The camel serializer exists as a proof-of-concept serialization of resources within the repository.  The intention is to have an eventually consistent copy of the repository content.  In working to build lossless import/export functionality, the serialization format is used as a starting point.

Using the Camel Serializer

The Camel Serializer is automatically installed With the Fedora 4.6.0 release of the fcrepo-vagrant test application.  Creating a sample of the output from the serializer can be done with the following steps:

  • git clone https://github.com/fcrepo4-exts/fcrepo4-vagrant.git
  • cd fcrepo4-vagrant
  • vagrant up
  • vagrant ssh
  • (optional) sudo vi /opt/karaf/etc/org.fcrepo.camel.serialization.cfg

    change line that says:
    serialization.includeBinaries=false
    to:
    serialization.includeBinaries=true

  • In a web browser, go to http://localhost:8080/fcrepo/rest
  • create a new container, and add a binary to that container
  • cd /tmp/descriptions, to see the metadata that was saved by the serializer
  • cd /tmp/binaries to see the binaries that were saved (assuming you set includeBinaries=true

Only content that is added or changed while the Serializer is running will be copied to /tmp/descriptions and /tmp/binaries.

An Example

Following the instructions above, I created a new empty 4.6.0 Fedora repository.
I then created a new container (via the web interface) at http://localhost:8080/fcrepo/rest/album

Inside that container I uploaded a binary file, without specifying an identifier (i.e. let Fedora auto-generate an identifier). This resulted in a binary file at http://localhost:8080/fcrepo/rest/album/ea/50/12/93/ea501293-64bf-430e-bf97-abcd64fda0c4 (the identifier will be different for you if you reproduce these steps).
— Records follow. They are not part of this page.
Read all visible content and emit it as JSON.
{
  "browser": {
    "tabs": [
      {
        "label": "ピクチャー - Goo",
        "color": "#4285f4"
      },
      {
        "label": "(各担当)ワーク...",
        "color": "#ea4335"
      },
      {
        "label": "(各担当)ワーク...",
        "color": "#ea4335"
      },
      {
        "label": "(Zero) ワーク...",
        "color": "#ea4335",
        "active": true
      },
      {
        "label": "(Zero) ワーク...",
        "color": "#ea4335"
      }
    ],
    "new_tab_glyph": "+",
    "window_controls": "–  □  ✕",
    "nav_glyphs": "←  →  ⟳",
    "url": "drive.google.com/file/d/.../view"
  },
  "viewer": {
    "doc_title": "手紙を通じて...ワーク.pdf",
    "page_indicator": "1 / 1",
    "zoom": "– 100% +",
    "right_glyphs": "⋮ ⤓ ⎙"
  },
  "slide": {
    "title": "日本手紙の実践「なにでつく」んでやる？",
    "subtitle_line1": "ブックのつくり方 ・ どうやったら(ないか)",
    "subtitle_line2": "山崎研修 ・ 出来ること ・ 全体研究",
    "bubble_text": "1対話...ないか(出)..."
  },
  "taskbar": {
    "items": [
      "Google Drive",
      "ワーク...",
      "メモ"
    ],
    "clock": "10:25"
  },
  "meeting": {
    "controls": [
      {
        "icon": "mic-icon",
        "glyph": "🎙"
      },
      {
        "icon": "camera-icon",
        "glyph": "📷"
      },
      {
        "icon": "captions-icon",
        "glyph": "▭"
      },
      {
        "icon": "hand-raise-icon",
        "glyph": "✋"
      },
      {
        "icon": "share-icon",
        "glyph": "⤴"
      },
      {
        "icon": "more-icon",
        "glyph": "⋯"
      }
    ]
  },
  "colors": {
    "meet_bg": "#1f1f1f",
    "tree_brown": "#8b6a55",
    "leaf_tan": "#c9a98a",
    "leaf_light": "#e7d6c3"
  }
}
Next, I looked in /tmp/descriptions and /tmp/binaries and found output that was generated by the Camel Serializer

Sample Output

The metadata for the album container I created at http://localhost:8080/fcrepo/rest/album was saved to a turtle file at /tmp/descriptions/albums.ttl.

The metadata for the jpg binary file I uploaded to http://localhost:8080/fcrepo/rest/album/ea/50/12/93/ea501293-64bf-430e-bf97-abcd64fda0c4 was saved to a turtle file at /tmp/descriptions/albums/ea/50/12/93/ea501293-64bf-430e-bf97-abcd64fda0c4.ttl.
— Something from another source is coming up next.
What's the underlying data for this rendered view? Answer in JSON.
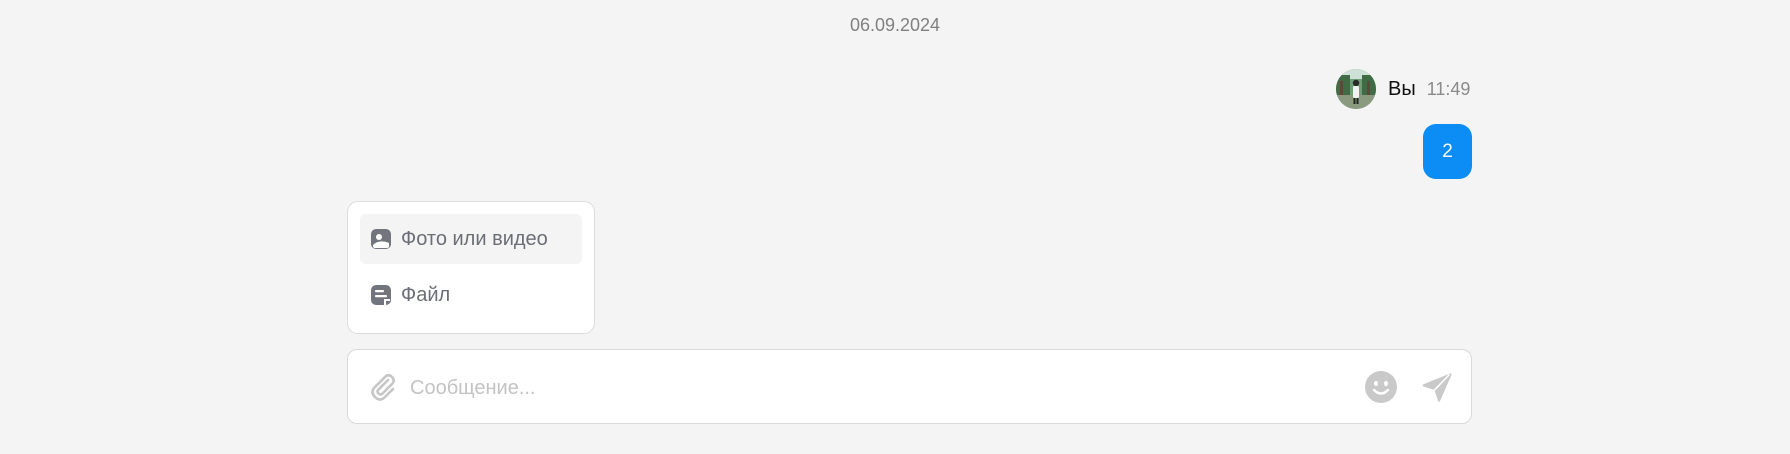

 The jpg file was saved as a binary at /tmp/binaries/albums/ea/50/12/93/ea501293-64bf-430e-bf97-abcd64fda0c4 .

I manually confirmed that the md5sum of this binary in /tmp/binaries matched the original files checksum.

There are additional ttl files in /tmp/descriptions/fedora:system that contain Fedora generated triples, as well as 2 binaries in /tmp/binaries/fedora:system, which I ignored as they are not part of the Resource I am interested in serializing in this test.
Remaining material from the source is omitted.